All counsel are to attend a pretrial conference on June 1, 1993 at 9:00 a.m. in courtroom 302.



[1] Plaintiffs Liddy and August have sued individually and on behalf of an alleged class of similarly situated persons. Compl. ¶ 18-26. No motion for class certification has been made, and no class has been certified.

[2] Dr. Susan Massad, M.D., Ms. Liddy's internist and the physician upon whom she relies for regular primary health care, states that "Ms. Liddy's physical condition is slowly deteriorating," that "improved access to medical care is critical if further deterioration of her health is to be prevented," id. ¶ 16, and that "it would be a tragedy if Ms. Liddy were forced to terminate relationships with her long-term care providers because she is unable to transfer to housing that is accessible to those providers." Id. ¶ 18.

[3] 24 C.F.R. § 8.24(b) provides that owners of section 8 housing "may comply with" the handicap access regulations contained in HUD's regulations regarding section 8 by "assignment of aides to beneficiaries." 24 C.F.R. § 812.2 defines a "live-in-aide" as a "person who resides with a[] ... Handicapped Person ... and who (a) Is determined to be essential to the care and well-being of the Person[]; (b) Is not obligated for the support of the Person[]; and (c) would not be living in the unit except to provide the necessary supportive services."

[4] In June 1989 Ms. Jones had erroneously informed Mr. August that if he voluntarily relinquished his apartment and moved out, he would be considered involuntarily displaced within the meaning of 24 C.F.R. § 880.613(d), and would be eligible for other section 8 housing. After checking with HUD representative Evelyn Smith, however, Ms. Jones informed Mr. August that he would not qualify as involuntarily displaced if he voluntarily vacated his apartment. Langan Decl. ¶¶ 5-6.

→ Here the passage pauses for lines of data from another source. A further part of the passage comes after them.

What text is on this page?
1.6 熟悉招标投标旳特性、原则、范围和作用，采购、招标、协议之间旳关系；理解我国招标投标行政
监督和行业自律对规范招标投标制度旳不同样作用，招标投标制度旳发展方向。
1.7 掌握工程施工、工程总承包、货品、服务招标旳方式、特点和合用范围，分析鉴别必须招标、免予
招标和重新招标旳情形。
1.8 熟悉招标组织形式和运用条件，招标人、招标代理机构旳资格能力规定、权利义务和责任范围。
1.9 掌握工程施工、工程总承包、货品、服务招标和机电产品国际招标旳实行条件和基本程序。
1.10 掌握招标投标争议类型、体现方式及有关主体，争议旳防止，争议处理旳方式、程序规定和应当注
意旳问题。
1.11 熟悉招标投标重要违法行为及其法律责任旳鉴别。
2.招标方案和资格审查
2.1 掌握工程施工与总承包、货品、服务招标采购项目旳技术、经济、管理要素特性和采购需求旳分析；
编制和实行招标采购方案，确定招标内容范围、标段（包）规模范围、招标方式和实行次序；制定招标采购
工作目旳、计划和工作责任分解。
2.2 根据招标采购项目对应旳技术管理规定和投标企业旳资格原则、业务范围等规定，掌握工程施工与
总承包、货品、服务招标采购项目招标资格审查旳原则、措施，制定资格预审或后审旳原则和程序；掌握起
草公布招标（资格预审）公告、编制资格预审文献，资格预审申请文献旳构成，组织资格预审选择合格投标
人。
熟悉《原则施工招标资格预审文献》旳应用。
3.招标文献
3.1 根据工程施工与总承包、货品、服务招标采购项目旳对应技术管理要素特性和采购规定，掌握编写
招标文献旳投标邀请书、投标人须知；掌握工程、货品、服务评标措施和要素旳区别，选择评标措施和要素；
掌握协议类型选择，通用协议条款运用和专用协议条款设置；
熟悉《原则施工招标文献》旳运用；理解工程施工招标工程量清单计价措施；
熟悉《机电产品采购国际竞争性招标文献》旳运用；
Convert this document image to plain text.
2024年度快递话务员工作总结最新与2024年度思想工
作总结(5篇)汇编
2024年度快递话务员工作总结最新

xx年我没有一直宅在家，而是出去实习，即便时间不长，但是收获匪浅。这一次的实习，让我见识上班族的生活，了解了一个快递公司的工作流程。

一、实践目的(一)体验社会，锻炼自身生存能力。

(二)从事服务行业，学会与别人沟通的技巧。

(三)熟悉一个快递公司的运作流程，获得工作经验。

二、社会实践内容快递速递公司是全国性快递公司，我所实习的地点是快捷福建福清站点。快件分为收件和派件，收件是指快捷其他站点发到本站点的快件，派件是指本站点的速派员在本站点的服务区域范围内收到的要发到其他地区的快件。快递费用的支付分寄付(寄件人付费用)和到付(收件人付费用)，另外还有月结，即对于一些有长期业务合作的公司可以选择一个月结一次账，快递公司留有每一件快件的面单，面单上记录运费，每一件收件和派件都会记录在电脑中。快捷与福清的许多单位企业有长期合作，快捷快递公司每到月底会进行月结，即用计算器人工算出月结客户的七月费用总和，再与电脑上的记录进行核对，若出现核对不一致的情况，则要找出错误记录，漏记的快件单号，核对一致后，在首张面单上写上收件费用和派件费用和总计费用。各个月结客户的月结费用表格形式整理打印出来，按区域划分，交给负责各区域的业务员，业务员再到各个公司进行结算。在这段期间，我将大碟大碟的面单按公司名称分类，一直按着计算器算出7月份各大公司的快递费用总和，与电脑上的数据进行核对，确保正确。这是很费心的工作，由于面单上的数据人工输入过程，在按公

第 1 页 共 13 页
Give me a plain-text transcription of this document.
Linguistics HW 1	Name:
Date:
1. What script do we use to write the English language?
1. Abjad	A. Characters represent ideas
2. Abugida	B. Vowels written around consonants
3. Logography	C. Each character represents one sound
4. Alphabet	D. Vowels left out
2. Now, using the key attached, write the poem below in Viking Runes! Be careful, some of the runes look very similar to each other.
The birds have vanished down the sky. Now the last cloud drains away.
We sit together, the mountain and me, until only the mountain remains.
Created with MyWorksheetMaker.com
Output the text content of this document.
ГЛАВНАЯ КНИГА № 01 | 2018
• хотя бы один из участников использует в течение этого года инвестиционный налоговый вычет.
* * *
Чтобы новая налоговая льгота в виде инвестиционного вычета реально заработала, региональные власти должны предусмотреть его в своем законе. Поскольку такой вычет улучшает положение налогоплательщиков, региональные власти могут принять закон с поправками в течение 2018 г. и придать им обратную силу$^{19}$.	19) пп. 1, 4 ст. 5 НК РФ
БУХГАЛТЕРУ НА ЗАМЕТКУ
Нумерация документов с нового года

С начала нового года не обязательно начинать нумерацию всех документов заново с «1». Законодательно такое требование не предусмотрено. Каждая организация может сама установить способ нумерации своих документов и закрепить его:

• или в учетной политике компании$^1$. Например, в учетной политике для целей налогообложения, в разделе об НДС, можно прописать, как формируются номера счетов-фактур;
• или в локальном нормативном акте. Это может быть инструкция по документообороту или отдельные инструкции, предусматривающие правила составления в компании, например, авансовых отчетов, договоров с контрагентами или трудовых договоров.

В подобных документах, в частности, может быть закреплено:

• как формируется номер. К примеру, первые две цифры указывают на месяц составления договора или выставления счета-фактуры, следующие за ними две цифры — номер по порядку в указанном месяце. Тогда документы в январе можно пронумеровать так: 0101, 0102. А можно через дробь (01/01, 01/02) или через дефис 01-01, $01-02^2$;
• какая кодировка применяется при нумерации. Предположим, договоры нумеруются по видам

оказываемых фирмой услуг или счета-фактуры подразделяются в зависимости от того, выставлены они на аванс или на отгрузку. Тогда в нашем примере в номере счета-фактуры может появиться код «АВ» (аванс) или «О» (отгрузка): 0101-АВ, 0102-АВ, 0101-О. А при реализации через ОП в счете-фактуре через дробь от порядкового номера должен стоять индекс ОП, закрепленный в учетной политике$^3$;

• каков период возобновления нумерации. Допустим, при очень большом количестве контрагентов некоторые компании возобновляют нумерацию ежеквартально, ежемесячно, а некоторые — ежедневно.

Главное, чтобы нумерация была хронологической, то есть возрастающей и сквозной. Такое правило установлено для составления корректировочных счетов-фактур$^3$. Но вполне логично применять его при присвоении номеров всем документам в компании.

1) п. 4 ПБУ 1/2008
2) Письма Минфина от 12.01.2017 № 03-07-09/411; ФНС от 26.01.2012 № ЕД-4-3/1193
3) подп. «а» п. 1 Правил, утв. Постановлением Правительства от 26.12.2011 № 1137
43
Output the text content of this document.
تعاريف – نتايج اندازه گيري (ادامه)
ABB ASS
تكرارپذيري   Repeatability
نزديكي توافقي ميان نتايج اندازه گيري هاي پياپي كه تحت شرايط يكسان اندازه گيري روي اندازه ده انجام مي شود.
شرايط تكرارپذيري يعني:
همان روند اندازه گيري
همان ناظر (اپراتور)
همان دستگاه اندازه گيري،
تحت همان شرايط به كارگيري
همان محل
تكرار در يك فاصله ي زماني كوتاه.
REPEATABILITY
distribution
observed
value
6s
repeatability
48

[5] Ms. Liddy claims that this preference permits her to be "placed in the next available, appropriately sized apartment at Yorkville Gardens," ahead of handicapped persons who qualify for the statutorily mandated preferences. Pl.'s Reply Br. at 28.

[6] Of course, it is virtually impossible that such assisted tenants already living in section 8 housing will qualify for preferences. Few, if any, section 8 housing units are substandard, and few, if any, assisted tenants pay more than 50 percent of their income to rent or are involuntarily displaced. See 53 Fed.Reg. at 1138.

[7] Plaintiffs seem to argue at one point not that HUD should change its policy to require such an evaluation by the owner in each instance, but that handicapped applicants in section 8 housing have a right to a review by HUD on the merits of their application based on extraordinary medical need. Pl.'s Reply Br. at 5, 7. This narrower position appears consistent with the requirement in 24 C.F.R. § 8.27(a) that section 8 housing owners maximize use of handicap accessible units by persons "whose disability requires the accessibility features of the particular unit." Current HUD policy, however, apparently does not allow an accommodation in the form of a HUD review on the basis of extraordinary medical need.

[8] Here, defendants have chosen to restrict plaintiffs "to the housing program currently assisting them" apparently "in order to maximize the overall number of persons who receive aid." Baker, 675 F.2d at 840. As in Baker, "[i]ncreased turnover in" section 8 housing "means that individual units will be vacant more often. While those apartments are empty, others in need will be denied assistance" because the section 8 apartment will go to a handicapped assisted tenant who has elected to transfer on the basis of medical need. Such a policy would increase costs while reducing capacity. Id.